Cientos de pentagramas llenaban el papelero donde caían las frustradas
intenciones del maestro Andrés. Hasta su
piano, su querido piano, tuvo que sufrir los golpes de las desesperadas
tempestades de impotencia del decidido músico.
Al final, y pesar de todos su esfuerzos
y de todo su talento, Samaniego entendió que no podía. Lo que para él era desconocido, el fracaso,
por primera vez lo contemplaba. Lo
vivía. Él, quien pudo interpretar el
vals de Mefisto a los ocho años, ahora se hallaba empantanado y tenía que reconocerlo
y sobre todo, aceptarlo. Terminar la
obra de De Lucca era sencillamente algo que estaba más allá de todo lo que él
podía realizar. Y terminó por
comprender.
Luego de un par de
meses de vacaciones y de incluso cuidados estrictamente médicos, el pianista
chileno anunció uno de sus conciertos más esperados. Donde solía interpretar el fruto de sus
descubrimientos: las nuevas obras de los maestros que quería entregar al mundo.
Por supuesto que todo
el mundo quiso pasar por la experiencia maravillosa de escuchar al maestro de
Chillán en su primera presentación de esa temporada. Y claro que los primeros siempre son los
menos queridos, los críticos, esos señores expertos en lo que ellos no saben
hacer. Fue tanta la belleza que tuvieron
que soportar que incluso aquellos que tributaban sus sueldos de los sellos
discográficos contrarios al de Samaniego, lo más terrible que pudieron decir
fue: “...su talento lo obliga a veces a ir más allá de lo requerido y se
precipita al abismo de una perfección innecesaria. ¡Qué lamentable en un artista tan
connotado!”. Todo el concierto fue un
gozo para los asistentes, una notable muestra de los frutos que da la
dedicación y el esfuerzo humano.
El programa de las
presentaciones del chileno se dividió en tres partes. Una dedicada a los maestros de siempre,
aquellos a los que es imposible no mirar si quieres saber lo que es la belleza
musical. Una segunda parte en que
Samaniego tomaba temas del folclor de su querido Chile y los presentaba en
notables arreglos para piano que nada tenían que envidiar a los clásicos que ya
había presentado. Y la tercera parte,
una de las más esperadas, en que el pianista mostraba las obras de aquellos
compositores perdidos en el tiempo y en el espacio. Este año le tocó el turno al fascinante
Aberto De Lucca. Y las expectativas no
fueron ni remotamente defraudadas. Uno a
uno de los movimientos fueron inevitablemente celebrados. No se podía esperar hasta el final para
vitorear al autor por un lado y al intérprete por otro, que sin duda su buena
parte en el éxito de la obra tenía que ver.
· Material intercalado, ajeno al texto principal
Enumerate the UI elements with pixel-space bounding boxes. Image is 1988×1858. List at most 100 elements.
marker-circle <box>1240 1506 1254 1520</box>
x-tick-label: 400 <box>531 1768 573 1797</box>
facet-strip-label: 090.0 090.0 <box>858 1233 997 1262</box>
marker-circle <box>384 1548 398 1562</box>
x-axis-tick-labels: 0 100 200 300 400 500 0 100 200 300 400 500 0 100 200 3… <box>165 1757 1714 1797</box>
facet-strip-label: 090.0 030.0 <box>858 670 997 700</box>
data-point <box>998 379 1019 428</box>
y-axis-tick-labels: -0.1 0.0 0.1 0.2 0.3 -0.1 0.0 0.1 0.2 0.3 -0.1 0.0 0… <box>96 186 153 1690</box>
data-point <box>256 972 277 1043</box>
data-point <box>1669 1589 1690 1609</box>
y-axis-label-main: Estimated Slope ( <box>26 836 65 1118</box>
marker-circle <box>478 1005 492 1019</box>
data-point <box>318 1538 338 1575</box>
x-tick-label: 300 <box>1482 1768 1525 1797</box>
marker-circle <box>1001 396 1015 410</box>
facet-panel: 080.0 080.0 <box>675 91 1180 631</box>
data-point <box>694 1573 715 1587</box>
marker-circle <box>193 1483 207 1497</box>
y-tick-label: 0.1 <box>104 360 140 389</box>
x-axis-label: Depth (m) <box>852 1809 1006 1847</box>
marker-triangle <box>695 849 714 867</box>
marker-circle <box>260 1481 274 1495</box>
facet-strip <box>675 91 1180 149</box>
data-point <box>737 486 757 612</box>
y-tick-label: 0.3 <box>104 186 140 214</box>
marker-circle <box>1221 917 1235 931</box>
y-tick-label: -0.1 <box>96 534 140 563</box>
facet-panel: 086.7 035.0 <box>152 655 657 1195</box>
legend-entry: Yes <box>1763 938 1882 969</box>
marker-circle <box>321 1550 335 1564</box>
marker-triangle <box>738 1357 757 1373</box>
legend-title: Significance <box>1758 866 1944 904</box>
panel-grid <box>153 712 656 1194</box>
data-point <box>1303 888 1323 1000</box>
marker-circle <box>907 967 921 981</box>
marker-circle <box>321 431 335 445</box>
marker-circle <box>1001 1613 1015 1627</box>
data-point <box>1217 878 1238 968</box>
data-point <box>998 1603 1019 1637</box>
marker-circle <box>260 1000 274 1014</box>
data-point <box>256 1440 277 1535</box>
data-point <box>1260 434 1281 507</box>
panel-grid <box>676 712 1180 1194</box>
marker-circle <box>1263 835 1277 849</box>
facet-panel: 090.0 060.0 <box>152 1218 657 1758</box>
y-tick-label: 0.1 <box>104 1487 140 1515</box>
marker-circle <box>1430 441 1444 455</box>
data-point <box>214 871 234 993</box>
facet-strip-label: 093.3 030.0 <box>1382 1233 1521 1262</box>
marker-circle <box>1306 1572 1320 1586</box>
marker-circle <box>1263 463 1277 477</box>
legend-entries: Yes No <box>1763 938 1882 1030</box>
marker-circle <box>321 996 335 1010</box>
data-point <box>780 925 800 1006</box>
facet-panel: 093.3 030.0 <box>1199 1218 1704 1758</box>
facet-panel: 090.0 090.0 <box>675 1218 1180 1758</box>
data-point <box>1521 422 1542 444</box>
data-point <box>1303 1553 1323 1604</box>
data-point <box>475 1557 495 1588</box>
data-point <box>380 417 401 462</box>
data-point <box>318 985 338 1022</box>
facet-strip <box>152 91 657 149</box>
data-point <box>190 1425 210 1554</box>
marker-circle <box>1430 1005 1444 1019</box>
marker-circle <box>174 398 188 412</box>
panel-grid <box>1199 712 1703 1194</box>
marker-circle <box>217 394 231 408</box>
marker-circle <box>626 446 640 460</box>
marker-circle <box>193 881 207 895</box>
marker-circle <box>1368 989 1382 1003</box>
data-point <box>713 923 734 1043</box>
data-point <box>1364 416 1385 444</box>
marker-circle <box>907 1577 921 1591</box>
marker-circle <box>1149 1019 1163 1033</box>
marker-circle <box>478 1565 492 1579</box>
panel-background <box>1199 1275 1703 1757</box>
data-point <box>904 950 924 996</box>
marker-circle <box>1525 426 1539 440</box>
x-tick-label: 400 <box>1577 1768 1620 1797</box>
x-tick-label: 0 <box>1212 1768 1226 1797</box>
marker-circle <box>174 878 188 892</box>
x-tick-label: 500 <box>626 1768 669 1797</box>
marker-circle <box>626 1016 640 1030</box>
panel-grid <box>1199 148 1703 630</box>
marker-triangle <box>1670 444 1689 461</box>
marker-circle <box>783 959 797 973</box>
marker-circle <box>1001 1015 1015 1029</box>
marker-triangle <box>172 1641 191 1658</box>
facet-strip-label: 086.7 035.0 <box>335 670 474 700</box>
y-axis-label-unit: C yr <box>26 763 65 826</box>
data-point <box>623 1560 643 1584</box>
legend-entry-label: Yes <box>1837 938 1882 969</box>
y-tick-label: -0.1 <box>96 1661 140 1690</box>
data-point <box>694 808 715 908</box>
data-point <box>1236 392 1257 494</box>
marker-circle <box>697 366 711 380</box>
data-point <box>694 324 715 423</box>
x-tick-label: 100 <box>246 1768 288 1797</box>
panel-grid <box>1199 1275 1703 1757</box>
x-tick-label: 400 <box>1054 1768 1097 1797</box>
No obstante, a pesar de toda la acogida del público por su trabajo,
Samaniego tenía una tristeza inevitable, no haber dado final a la bellísima
obra de De Lucca.
El ciclo constaba de
cinco sesiones. Todas, por supuesto,
fueron a teatro lleno, pero ninguna fue más inolvidable que la última, cuando
ocurrió todo. En efecto, Aquella noche,
la última de la que se supo algo del eximio pianista de Chillán, los fanáticos
se habían repetido las presentaciones, los críticos otra vez, para ver si
estaba vez podían encontrar algo malo de qué hablar. Y por cierto así fue, pero no lo que
sospechaban. Las notas del piano se oían
maravillosamente, el instrumento sólo era afinado por Andrés y era su mejor
amigo, el más fiel, el más sincero. Lo
único que nos dejó de esa noche.
Cuando el artista,
comenzó, traía en su corazón una sensación extraña, una especie de
presentimiento mezclado con euforia y hasta con una nostalgia. Se acercó a su querido piano, y tuvo la rarísima
certeza de que sería la última vez que lo tocaría. Las maravillas que pudo entregar aquella
noche, por fortuna, quedaron grabadas por una serie de fanáticos que lograron
colar sus aparatos de grabación a pesar de las estrictas medidas de seguridad. Los clásicos maestros se oyeron mejor que
nunca, las melodías nacionales más perfectas que en ninguna otra
presentación. Sólo al final, cuando todo
parecía terminar, Samaniego entregó a la humanidad la más extraña obra jamás
compuesta: “El Corredor”. Entonces fue
que todo cobró sentido.
Ya desde los primeros acordes la melodía actuó
inexplicablemente en la audiencia. Los
asistentes comenzaron a ser invadidos por una serie de imágenes proyectadas en
una zona muy profunda de la mente que los llevaban a dimensiones infantiles, a
lindas remembranzas del pasado. Era como
si la obra cobrase vida, y como si estuviese a punto de llevarse a todos hacia
lugares de insólita descripción.
Las bellas notas y el
olvido del mundo hicieron que la inteligencia y la imaginación del pianista se unieran a tal
grado, como dispuestas a dar a luz una nueva forma de comprensión del universo
y de la existencia misma. En su interior
fue formándose la imagen de un corredor inmenso y acogedor, un vínculo
misericordioso entre su espíritu y algo insospechado que le esperaba del otro
lado. El ímpetu en la interpretación se
transmitió al público que también experimentó el recorrido adormecedor,
pletórico, irresistible. Pero a la vez,
muchos de los asistentes se percataron que la obra de De Lucca se alargaba
poderosamente, como si, por fin, el mismo Andrés Samaniego concluía el
movimiento que hace más de cien años había quedado trunco.
3
¡Qué maravilloso! ¡Qué inesperado! ¡Qué
sencillamente fascinante! El pianista se percató que su talento, su conciencia
iban más rápidos que sus manos. Por fin
podía anticipar, corregir, componer en fracción de segundos los acordes, notas,
acentos de la perturbadora obra de De Lucca.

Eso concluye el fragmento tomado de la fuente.